Most application webservers (by default) handle one request per thread. For mostly IO bound stuff (which many projects are), it makes sense to me that threads become a bottleneck in relatively ordinary scenarios.
The scenario where your IO could handle way more than a thousand concurrent requests if only the thread overhead was reduced? When does that ever happen?
Each OS thread costs memory. With the version of Java I have, the default is to allocate 1MB of stack for each thread. So, 10,000 threads would require 10,000 MB of RAM even if we configured ulimit to allow that many threads. In contrast, asking the kernel to do buffered reads of 10,000 files in parallel requires much less memory - especially if most of those are actually the same physical file. Of course, they won't be read fully in parallel.
For example, this program:
var threads = new Thread[20000];
for (int i = 0; i < 20000; i++) {
threads[i] = Thread.ofVirtual().start(() -> {
try {
Files.copy(FileSystems.getDefault().getPath("abc.txt"), System.out);
} catch (IOException e) {
System.err.println("Error writing file");
e.printStackTrace();
}});
}
for (int i = 0; i < 20000; i++) {
threads[i].join();
}
Run as `java Test > ./cde.txt` takes about 4.5s to run on my WSL2 system with 2 cores, writing a 2 GB file (with abc.txt having 100KB); even this would be within the HTTP timeout, though users would certainly not be happy.
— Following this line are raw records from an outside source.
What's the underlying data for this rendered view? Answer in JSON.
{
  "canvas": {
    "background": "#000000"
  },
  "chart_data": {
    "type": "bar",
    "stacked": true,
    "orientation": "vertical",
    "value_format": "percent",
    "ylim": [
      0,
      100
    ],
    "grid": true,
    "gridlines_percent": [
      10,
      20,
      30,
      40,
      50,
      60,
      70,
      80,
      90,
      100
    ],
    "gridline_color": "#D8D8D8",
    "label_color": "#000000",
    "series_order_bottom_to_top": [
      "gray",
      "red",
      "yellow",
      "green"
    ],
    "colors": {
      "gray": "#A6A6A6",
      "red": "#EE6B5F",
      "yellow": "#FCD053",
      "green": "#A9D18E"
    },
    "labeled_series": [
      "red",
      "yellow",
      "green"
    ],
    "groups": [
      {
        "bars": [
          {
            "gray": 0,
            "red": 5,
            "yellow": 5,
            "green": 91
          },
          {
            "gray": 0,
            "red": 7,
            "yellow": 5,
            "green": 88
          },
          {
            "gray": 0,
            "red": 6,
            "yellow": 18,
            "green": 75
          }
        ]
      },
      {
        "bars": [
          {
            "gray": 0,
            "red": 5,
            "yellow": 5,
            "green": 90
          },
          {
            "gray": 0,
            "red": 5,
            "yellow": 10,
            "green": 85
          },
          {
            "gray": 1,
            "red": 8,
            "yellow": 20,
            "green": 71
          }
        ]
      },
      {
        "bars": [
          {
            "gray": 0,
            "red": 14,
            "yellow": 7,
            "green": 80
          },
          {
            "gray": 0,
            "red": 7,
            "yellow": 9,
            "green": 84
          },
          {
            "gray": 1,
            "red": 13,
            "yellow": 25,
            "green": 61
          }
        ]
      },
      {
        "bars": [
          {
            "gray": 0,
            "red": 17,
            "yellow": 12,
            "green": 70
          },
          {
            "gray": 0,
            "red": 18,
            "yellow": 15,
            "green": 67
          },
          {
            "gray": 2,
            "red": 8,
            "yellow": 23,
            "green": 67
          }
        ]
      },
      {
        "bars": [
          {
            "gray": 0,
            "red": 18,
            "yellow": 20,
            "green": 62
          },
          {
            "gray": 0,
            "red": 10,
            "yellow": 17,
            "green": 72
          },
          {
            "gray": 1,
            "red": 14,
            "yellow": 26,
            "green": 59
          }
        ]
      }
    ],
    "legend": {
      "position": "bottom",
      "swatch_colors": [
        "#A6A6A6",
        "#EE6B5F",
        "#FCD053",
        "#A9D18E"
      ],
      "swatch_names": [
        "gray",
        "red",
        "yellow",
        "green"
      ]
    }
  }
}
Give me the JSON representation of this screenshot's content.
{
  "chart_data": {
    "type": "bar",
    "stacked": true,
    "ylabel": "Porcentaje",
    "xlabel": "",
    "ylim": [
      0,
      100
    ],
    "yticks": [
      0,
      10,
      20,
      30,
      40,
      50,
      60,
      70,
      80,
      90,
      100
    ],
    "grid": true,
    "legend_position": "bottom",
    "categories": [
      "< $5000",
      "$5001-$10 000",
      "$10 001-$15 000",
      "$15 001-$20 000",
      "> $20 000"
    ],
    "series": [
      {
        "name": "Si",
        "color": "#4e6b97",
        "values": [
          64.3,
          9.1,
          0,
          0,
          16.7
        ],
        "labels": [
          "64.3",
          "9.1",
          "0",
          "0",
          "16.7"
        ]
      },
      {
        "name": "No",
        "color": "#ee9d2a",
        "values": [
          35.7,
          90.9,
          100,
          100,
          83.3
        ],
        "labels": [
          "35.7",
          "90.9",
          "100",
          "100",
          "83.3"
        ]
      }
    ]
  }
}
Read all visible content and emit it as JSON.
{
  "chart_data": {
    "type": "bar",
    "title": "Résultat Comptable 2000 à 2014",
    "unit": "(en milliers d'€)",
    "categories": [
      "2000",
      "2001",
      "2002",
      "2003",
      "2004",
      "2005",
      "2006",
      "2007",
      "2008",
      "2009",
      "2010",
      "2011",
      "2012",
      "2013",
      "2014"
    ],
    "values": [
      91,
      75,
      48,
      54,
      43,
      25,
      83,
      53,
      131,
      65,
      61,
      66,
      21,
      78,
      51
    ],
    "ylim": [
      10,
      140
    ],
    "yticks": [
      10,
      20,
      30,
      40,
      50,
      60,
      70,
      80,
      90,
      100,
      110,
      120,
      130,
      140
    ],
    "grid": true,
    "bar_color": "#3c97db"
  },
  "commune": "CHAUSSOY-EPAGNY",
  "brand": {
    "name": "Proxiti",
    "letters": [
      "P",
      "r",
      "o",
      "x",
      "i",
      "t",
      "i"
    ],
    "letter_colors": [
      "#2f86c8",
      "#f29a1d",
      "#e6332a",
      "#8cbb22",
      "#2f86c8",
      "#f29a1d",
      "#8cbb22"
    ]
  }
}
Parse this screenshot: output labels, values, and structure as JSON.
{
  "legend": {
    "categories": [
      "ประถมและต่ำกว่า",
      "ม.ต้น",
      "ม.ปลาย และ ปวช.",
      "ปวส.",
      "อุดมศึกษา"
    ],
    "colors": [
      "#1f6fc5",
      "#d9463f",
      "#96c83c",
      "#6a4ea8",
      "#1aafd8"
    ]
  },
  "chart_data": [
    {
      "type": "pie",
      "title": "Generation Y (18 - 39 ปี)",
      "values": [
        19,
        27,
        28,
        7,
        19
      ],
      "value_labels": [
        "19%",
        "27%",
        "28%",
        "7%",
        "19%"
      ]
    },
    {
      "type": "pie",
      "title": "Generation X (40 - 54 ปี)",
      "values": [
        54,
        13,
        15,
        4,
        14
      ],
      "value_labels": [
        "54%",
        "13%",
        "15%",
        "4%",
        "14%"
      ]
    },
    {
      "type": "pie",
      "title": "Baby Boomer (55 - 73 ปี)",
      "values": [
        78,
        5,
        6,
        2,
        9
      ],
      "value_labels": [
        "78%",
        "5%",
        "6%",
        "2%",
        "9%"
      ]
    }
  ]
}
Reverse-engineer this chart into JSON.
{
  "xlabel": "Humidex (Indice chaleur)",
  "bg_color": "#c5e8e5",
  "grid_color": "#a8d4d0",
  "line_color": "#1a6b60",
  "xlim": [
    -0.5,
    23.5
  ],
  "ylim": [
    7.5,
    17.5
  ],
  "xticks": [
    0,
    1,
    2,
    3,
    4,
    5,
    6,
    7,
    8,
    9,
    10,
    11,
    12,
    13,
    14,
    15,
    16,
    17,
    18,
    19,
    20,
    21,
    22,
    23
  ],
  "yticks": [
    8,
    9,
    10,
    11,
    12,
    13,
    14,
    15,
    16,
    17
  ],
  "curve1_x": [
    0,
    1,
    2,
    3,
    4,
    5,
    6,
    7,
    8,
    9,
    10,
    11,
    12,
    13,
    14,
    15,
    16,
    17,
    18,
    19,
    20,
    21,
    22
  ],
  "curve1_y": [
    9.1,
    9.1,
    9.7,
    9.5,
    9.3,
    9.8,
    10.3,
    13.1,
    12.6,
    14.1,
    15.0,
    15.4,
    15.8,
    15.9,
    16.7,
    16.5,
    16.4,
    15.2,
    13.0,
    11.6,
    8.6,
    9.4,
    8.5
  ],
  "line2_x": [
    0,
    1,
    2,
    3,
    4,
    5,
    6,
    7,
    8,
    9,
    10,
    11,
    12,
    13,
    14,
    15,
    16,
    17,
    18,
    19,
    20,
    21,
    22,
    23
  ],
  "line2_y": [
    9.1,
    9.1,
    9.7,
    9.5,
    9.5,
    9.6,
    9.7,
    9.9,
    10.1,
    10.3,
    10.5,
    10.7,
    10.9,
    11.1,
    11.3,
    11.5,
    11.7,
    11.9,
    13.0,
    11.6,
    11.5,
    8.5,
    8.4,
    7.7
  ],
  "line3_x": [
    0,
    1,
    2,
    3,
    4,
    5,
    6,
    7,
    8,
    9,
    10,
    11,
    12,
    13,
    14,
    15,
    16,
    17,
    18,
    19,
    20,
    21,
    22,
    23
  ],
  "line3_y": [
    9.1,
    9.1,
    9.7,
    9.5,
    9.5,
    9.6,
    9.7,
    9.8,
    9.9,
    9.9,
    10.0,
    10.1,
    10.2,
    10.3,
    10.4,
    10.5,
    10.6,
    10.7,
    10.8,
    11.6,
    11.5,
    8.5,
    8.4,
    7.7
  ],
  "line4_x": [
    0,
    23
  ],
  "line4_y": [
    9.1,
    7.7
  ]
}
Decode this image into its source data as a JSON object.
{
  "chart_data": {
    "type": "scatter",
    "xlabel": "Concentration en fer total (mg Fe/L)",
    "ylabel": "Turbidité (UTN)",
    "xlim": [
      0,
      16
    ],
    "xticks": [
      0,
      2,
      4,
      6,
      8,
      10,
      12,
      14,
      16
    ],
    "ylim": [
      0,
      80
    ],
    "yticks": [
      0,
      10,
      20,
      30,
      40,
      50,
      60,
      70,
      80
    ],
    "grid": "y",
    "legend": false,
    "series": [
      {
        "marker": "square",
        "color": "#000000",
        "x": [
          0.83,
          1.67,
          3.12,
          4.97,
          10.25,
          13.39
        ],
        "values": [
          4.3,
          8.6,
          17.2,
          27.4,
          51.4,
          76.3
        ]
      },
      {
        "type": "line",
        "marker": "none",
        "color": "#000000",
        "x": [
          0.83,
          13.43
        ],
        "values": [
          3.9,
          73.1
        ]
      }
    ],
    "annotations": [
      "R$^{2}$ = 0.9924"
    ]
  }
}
Pretty sure a native Linux system on a machine beefy enough to be used as a web server would have no problem serving even larger files over a network like this.
1. You are not solving a real problem. The use case you describe (basically a CDN) is already exotic, the scenario where such a system would have already been implemented with Java and its basic IO seems implausible.
2. You did not compare against fewer threads to see if threads are actually the bottleneck rather than IO. Also, all your threads are competing for stdout.